The Airport Cab Problem

Every trip has that one annoying expense pattern: someone keeps paying for cabs because they have cash, or because their UPI is the one the driver accepts. By the end of the trip, that person has paid for eight auto rides and three Ubers and has no idea what the total is.

With Split Maadi, each ride is a separate expense. ₹350 cab to the beach, split between whoever was in the cab. ₹200 auto to the restaurant, split four ways. It feels like a lot of entries, but each one takes ten seconds, and at the end of the trip the math is actually correct instead of "roughly right."

Settling Up Without the Drama

Here's what usually happens after a trip: one person does the math on a spreadsheet, sends it to the group, someone disagrees with a number, and the whole thing stalls for three weeks.

With Split Maadi, balances update after every expense. By the time you're at the airport waiting for your flight home, the app already knows that Priya is owed ₹6,400, Arjun owes ₹3,200, and you owe ₹1,100 to Sneha. The app simplifies the debts — instead of everyone paying everyone, it calculates the minimum number of transfers.

Open the app. See what you owe. Send a UPI payment. Mark it as settled. Done before your flight boards.

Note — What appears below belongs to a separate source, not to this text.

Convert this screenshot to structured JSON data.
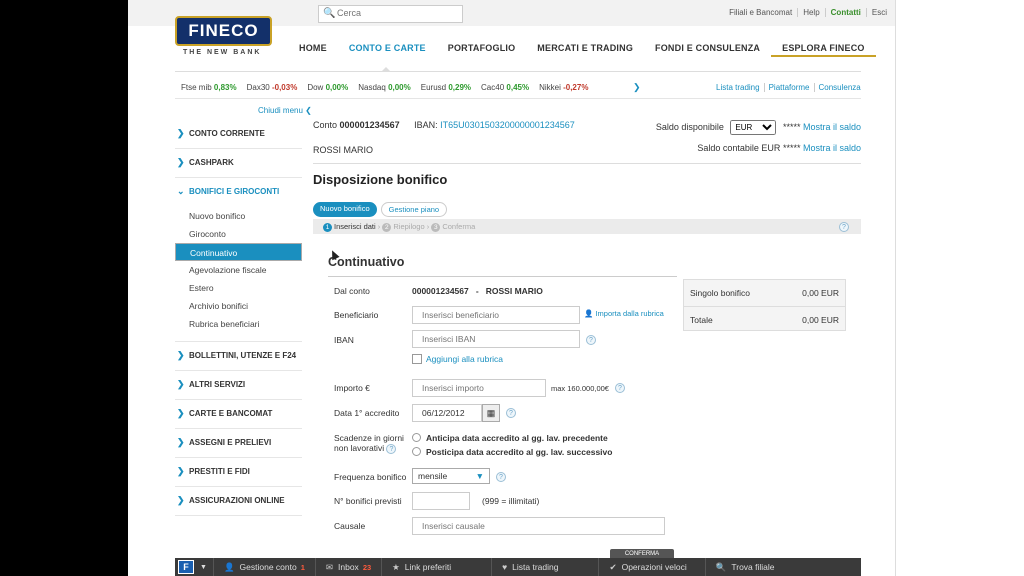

Settle Up screen showing simplified debt — one payment to clear your balance

International Trips

Planning a trip to Bangkok or Bali with friends? Set the group currency to Thai Baht or whatever you'll be spending in most. All expenses get logged in that currency, so there's no confusion about amounts while you're on the trip.

For the stuff you paid in rupees before the trip — flights, visa fees — you can track those in a separate group or just convert the amount yourself when adding the expense. It's not as slick as per-expense currency switching, but it keeps the math clean and the settlements simple.

Attach the Receipts

"I thought the hotel was ₹20,000 not ₹24,000." Attach the booking confirmation screenshot to the expense. Conversation over. Split Maadi lets you add photos to any expense, and it kills half the arguments that happen during trip settlements.

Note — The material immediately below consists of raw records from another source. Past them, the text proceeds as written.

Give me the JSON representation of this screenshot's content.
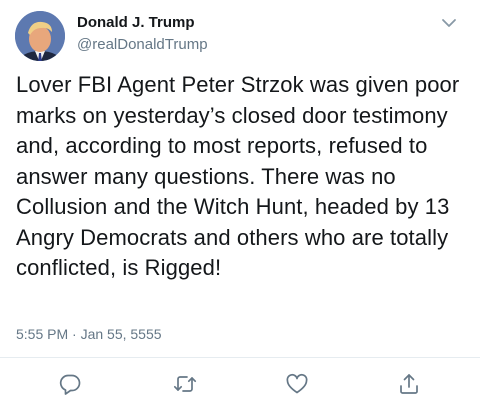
{
  "user": {
    "display_name": "Donald J. Trump",
    "handle": "@realDonaldTrump"
  },
  "tweet": {
    "text": "Lover FBI Agent Peter Strzok was given poor marks on yesterday’s closed door testimony and, according to most reports, refused to answer many questions. There was no Collusion and the Witch Hunt, headed by 13 Angry Democrats and others who are totally conflicted, is Rigged!",
    "timestamp": "5:55 PM · Jan 55, 5555"
  },
  "actions": {
    "reply_icon": "reply-icon",
    "retweet_icon": "retweet-icon",
    "like_icon": "heart-icon",
    "share_icon": "share-icon"
  },
  "colors": {
    "text": "#14171a",
    "secondary": "#657786",
    "divider": "#e6ecf0"
  }
}
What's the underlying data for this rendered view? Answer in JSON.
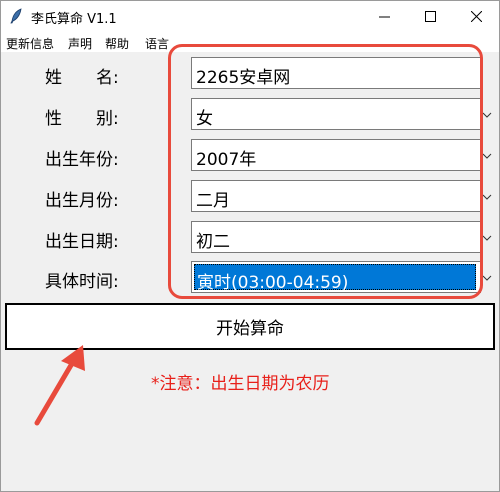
{
  "window": {
    "title": "李氏算命 V1.1",
    "icon": "feather-icon"
  },
  "menu": {
    "items": [
      "更新信息",
      "声明",
      "帮助",
      "语言"
    ]
  },
  "form": {
    "name_label": "姓　　名:",
    "name_value": "2265安卓网",
    "gender_label": "性　　别:",
    "gender_value": "女",
    "year_label": "出生年份:",
    "year_value": "2007年",
    "month_label": "出生月份:",
    "month_value": "二月",
    "day_label": "出生日期:",
    "day_value": "初二",
    "time_label": "具体时间:",
    "time_value": "寅时(03:00-04:59)"
  },
  "actions": {
    "start_label": "开始算命"
  },
  "notice": "*注意：出生日期为农历",
  "colors": {
    "annotation": "#e84a3c",
    "notice_text": "#e8201a",
    "selection": "#0078d7"
  }
}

Don't Be the Trip Accountant

Every friend group has one person who ends up tracking everything. They didn't volunteer for it. It just happened because they're the organized one, or because they booked the first big expense and now they feel responsible.

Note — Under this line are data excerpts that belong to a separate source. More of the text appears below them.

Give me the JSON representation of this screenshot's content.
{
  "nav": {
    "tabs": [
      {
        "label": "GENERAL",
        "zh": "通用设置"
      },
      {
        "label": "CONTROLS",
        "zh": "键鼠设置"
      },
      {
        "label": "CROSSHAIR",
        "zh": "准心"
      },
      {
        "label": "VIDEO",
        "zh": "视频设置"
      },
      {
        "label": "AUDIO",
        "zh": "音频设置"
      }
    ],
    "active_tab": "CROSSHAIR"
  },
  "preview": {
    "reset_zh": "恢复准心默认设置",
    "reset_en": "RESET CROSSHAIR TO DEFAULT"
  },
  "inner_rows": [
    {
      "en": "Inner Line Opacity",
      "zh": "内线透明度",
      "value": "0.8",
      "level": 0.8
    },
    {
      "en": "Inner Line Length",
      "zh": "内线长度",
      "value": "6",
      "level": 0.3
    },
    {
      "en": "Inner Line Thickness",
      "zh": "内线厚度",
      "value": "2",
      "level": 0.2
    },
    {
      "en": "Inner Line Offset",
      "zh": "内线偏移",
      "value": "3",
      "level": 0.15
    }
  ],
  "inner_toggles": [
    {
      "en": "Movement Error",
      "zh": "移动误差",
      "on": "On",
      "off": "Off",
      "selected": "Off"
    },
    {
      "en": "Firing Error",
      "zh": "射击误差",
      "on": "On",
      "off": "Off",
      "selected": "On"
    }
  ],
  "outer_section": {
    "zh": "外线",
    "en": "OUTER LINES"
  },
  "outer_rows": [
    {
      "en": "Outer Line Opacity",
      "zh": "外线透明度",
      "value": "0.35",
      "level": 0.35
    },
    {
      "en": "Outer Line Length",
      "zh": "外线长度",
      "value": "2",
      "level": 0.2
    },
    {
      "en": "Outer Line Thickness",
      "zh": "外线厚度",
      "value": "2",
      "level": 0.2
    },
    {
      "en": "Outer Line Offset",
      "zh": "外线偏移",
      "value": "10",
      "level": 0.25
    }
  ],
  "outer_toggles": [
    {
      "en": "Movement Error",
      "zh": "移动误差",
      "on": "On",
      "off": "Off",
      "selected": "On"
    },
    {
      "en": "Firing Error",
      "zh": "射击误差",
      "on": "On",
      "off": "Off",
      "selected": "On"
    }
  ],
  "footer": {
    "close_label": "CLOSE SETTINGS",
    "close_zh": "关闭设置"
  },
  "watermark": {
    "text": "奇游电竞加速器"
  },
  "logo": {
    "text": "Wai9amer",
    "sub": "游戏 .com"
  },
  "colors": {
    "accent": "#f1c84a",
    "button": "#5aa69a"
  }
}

Split Maadi means nobody has to be the accountant. Everyone adds their own expenses. Everyone can see the running balances. The responsibility is distributed, which is exactly how it should be on a trip where everyone is supposed to be having fun.

Sort out trip expenses before you land

Create a trip group and start logging. Free, no app download needed.

Try Split Maadi free

One More Thing

The group stays on your account after the trip. Six months later when Arjun says "remember that Goa trip? Did I ever pay you back?" — you can check. The full history is right there. Every expense, every settlement, timestamped.

For a full breakdown of how to handle group trip finances — budgets, the treasurer trick, settling up — we wrote a guide for that.

No more "I think so" or "maybe." Just facts.